東京マラソンに向けての練習をこなしている。
インフルエンザで約1週間を失ったので、ちょっと巻いて練習している。本来的にはスケジュールにのっとっていないけれど仕方ない。
そんな僕を心配してくれて、元MTBオリンピアンの竹谷賢二さんがラン練のペーサーを買って出てくださった。
当然ながら、様々な仕事やメディアへの露出、そしてご自身のスクール等でお忙しい方である。そんな方が皇居での30kmラン、キロ5分ペースで僕を引っ張ってくださった。
キロ5分ペースで4周まではイケると、走る前からわかっていた。苦しいのはその先の2周だ。
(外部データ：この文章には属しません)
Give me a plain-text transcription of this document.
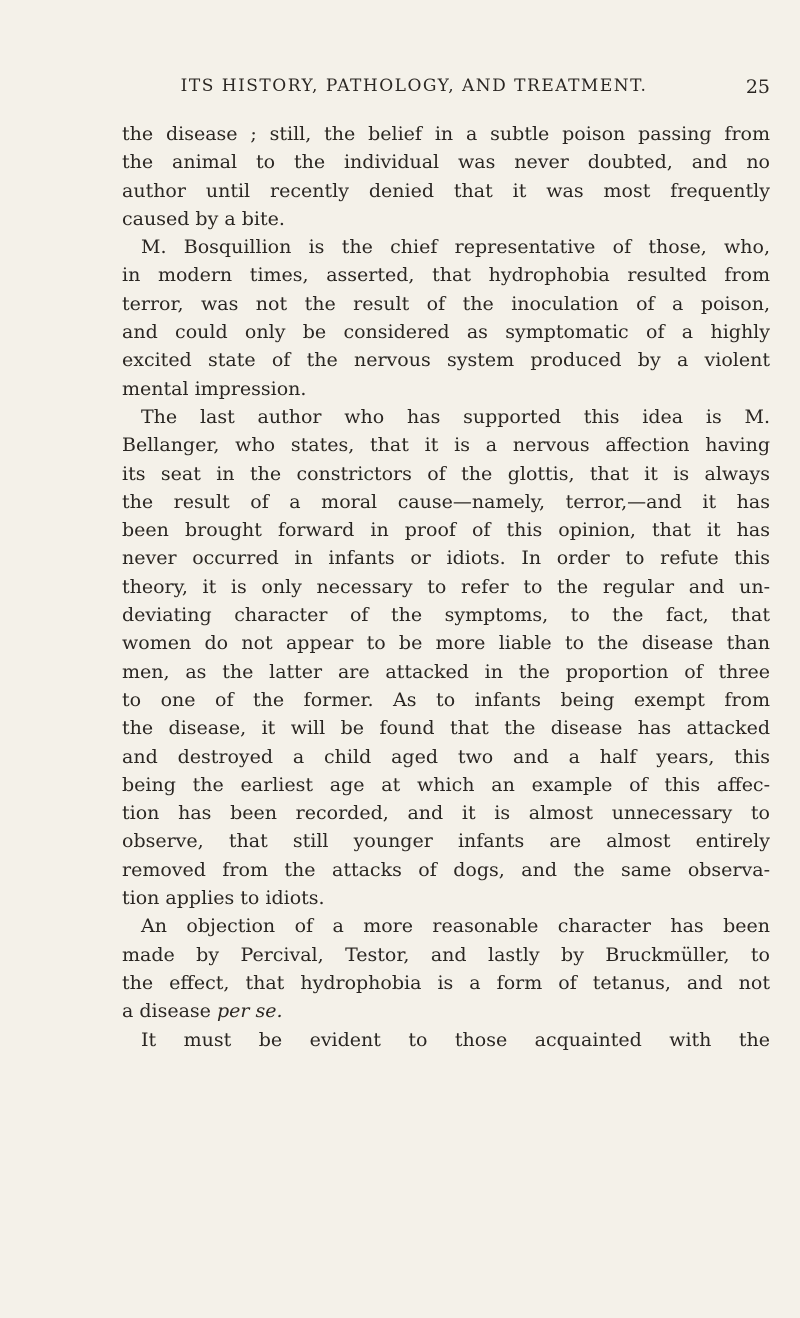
ITS HISTORY, PATHOLOGY, AND TREATMENT.	25
the disease ; still, the belief in a subtle poison passing from
the animal to the individual was never doubted, and no
author until recently denied that it was most frequently
caused by a bite.
M. Bosquillion is the chief representative of those, who,
in modern times, asserted, that hydrophobia resulted from
terror, was not the result of the inoculation of a poison,
and could only be considered as symptomatic of a highly
excited state of the nervous system produced by a violent
mental impression.
The last author who has supported this idea is M.
Bellanger, who states, that it is a nervous affection having
its seat in the constrictors of the glottis, that it is always
the result of a moral cause—namely, terror,—and it has
been brought forward in proof of this opinion, that it has
never occurred in infants or idiots. In order to refute this
theory, it is only necessary to refer to the regular and un-
deviating character of the symptoms, to the fact, that
women do not appear to be more liable to the disease than
men, as the latter are attacked in the proportion of three
to one of the former. As to infants being exempt from
the disease, it will be found that the disease has attacked
and destroyed a child aged two and a half years, this
being the earliest age at which an example of this affec-
tion has been recorded, and it is almost unnecessary to
observe, that still younger infants are almost entirely
removed from the attacks of dogs, and the same observa-
tion applies to idiots.
An objection of a more reasonable character has been
made by Percival, Testor, and lastly by Bruckmüller, to
the effect, that hydrophobia is a form of tetanus, and not
a disease per se.
It must be evident to those acquainted with the
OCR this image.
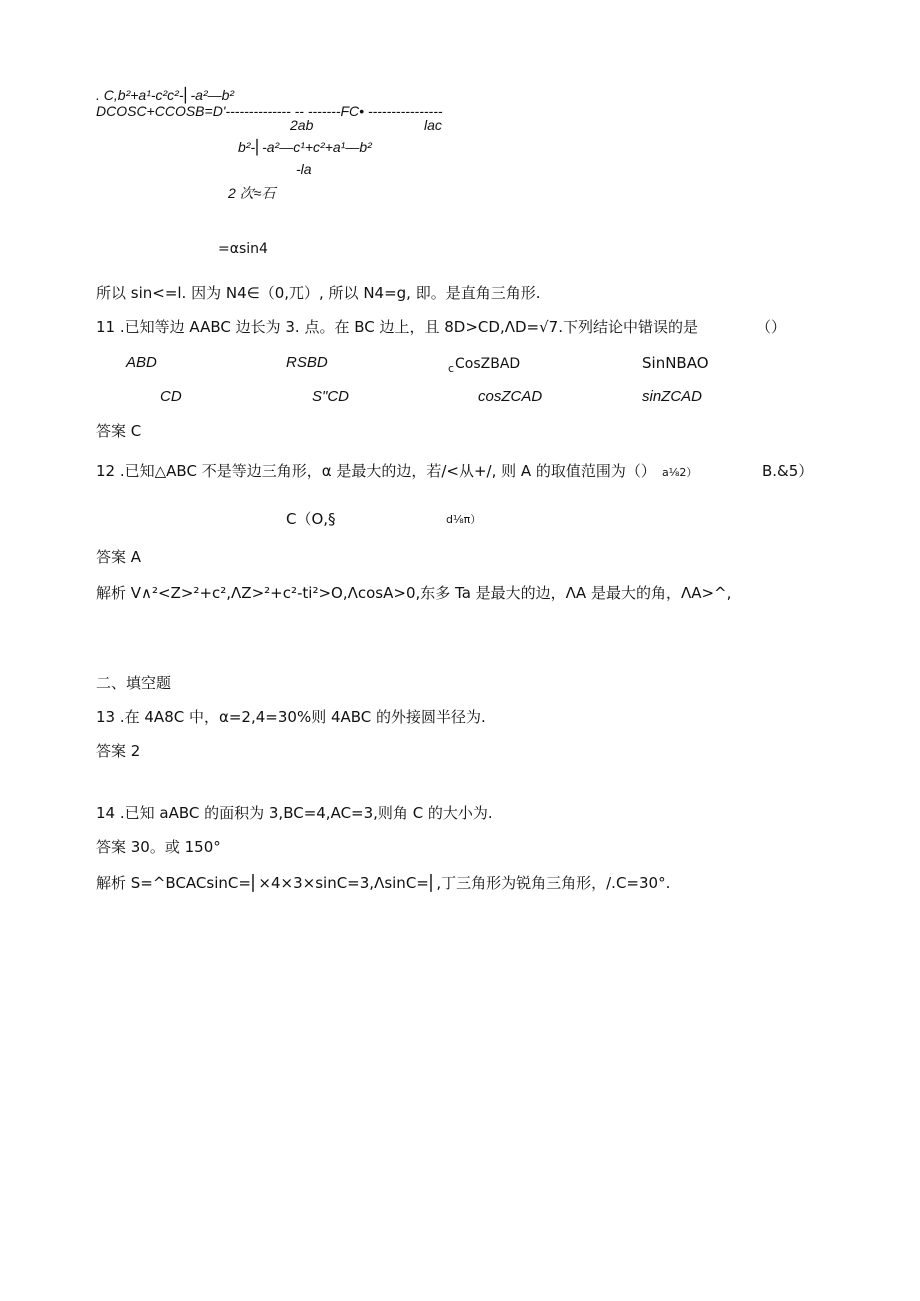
. C,b²+a¹-c²c²-⎢-a²—b²
DCOSC+CCOSB=D'-------------- -- -------FC• ----------------
2ab	lac
b²-⎢-a²—c¹+c²+a¹—b²
-la
2 次≈石
=αsin4
所以 sin<=l. 因为 N4∈（0,兀）, 所以 N4=g, 即。是直角三角形.
11 .已知等边 AABC 边长为 3. 点。在 BC 边上，且 8D>CD,ΛD=√7.下列结论中错误的是	（）
ABD	RSBD	c CosZBAD	SinNBAO
CD	S"CD	cosZCAD	sinZCAD
答案 C
12 .已知△ABC 不是等边三角形，α 是最大的边，若/<从+/, 则 A 的取值范围为（） a⅛2）	B.&5）
C（O,§	d⅛π）
答案 A
解析 V∧²<Z>²+c²,ΛZ>²+c²-ti²>O,ΛcosA>0,东多 Ta 是最大的边，ΛA 是最大的角，ΛA>^,
二、填空题
13 .在 4A8C 中，α=2,4=30%则 4ABC 的外接圆半径为.
答案 2
14 .已知 aABC 的面积为 3,BC=4,AC=3,则角 C 的大小为.
答案 30。或 150°
解析 S=^BCACsinC=⎢×4×3×sinC=3,ΛsinC=⎢,丁三角形为锐角三角形，/.C=30°.
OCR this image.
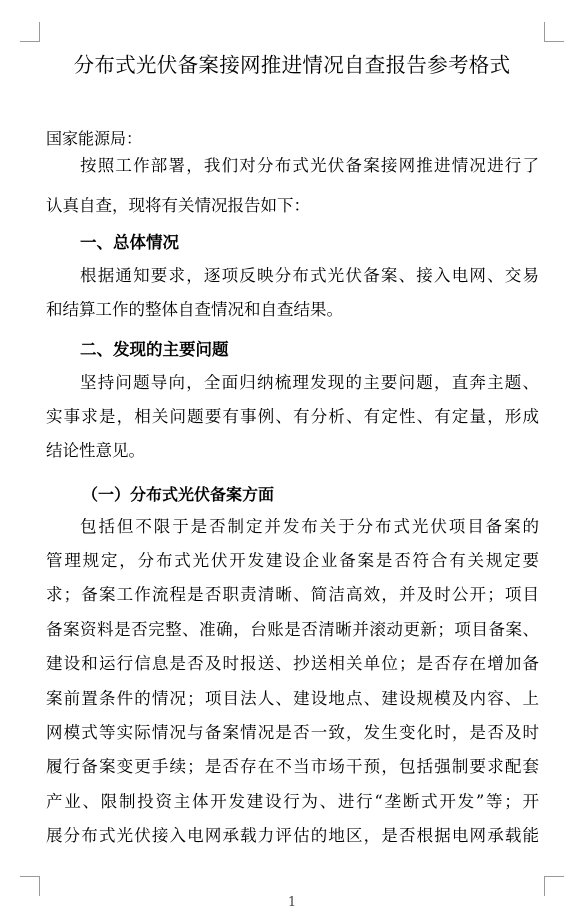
分布式光伏备案接网推进情况自查报告参考格式
国家能源局：
按照工作部署，我们对分布式光伏备案接网推进情况进行了
认真自查，现将有关情况报告如下：
一、总体情况
根据通知要求，逐项反映分布式光伏备案、接入电网、交易
和结算工作的整体自查情况和自查结果。
二、发现的主要问题
坚持问题导向，全面归纳梳理发现的主要问题，直奔主题、
实事求是，相关问题要有事例、有分析、有定性、有定量，形成
结论性意见。
（一）分布式光伏备案方面
包括但不限于是否制定并发布关于分布式光伏项目备案的
管理规定，分布式光伏开发建设企业备案是否符合有关规定要
求；备案工作流程是否职责清晰、简洁高效，并及时公开；项目
备案资料是否完整、准确，台账是否清晰并滚动更新；项目备案、
建设和运行信息是否及时报送、抄送相关单位；是否存在增加备
案前置条件的情况；项目法人、建设地点、建设规模及内容、上
网模式等实际情况与备案情况是否一致，发生变化时，是否及时
履行备案变更手续；是否存在不当市场干预，包括强制要求配套
产业、限制投资主体开发建设行为、进行“垄断式开发”等；开
展分布式光伏接入电网承载力评估的地区，是否根据电网承载能
1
3周目までは軽口を叩きながら走れたが、4周目で途絶えた。そして5周目。
案の定、自分との対話が行き着くところに来た。辞める理由を探したり、痛みがないかを探したり、つまりは辞める理由を見つけ出す。息はあがっていないけれど、苦しさは増してくる。自分の中での良い意味での緊張を緩めれば、いつでも後れを取ってしまう…そんなレベルだ。
竹谷さんはそれを見透かして、僕を生かさず殺さずのペースで走る。僕がキツくてペースが落ちると、少し緩めて追いつくように走り。追いつくとまたペースを上げていく…そんな繰り返し。
しかも最初の3周で、これでもかというほど自分との向き合い方を教えてくれた。たぶん、竹谷さんのこの哲学を聞いたら、凹む人はその場で凹むかも(笑)。
しかし決して凹まず、それをある程度理解した上で、背中を追い続ける。
耐えているのは身体の痛みや苦しさ、ではない。
自分自身の気持ちが何かを騙して理由を探そうとする…そうした狡さが出てこないように。
へこたれて愚痴をこぼしたり、靴の中でソックスがズレてるので…なんていう理由を見つけて一瞬とまって密かに休まないように。
あるいはハッキリと、もう付いていけません。ダメです! と開き直ってしまわないように。
全6周のうち、最もツラいのは5周目だ。最後の周は、これで終わりという気持ちで走れてしまうからだ。
正直、余裕がなかった。だから、とにかく負けない。自分のあらゆるものに負けないように耐えた。それだけしかできなかった。
けれど、そうして耐えることができたから、6周目があって目標をクリアできた(させてもらった)のだ。
本番は1人でそれを実践する。その時にこそ、もっと強烈にあらゆる自分に負けないよう耐えなければならない。
昨年は、そこで耐えきれなかった。
だから今年は耐える。
そのために、残された日々を着実にこなすのだ。
竹谷さんが教えてくれたのは、そのことだけではないのだけど、とにかく密かに自分の中で、耐える、ということを忘れてはいけないと思えた。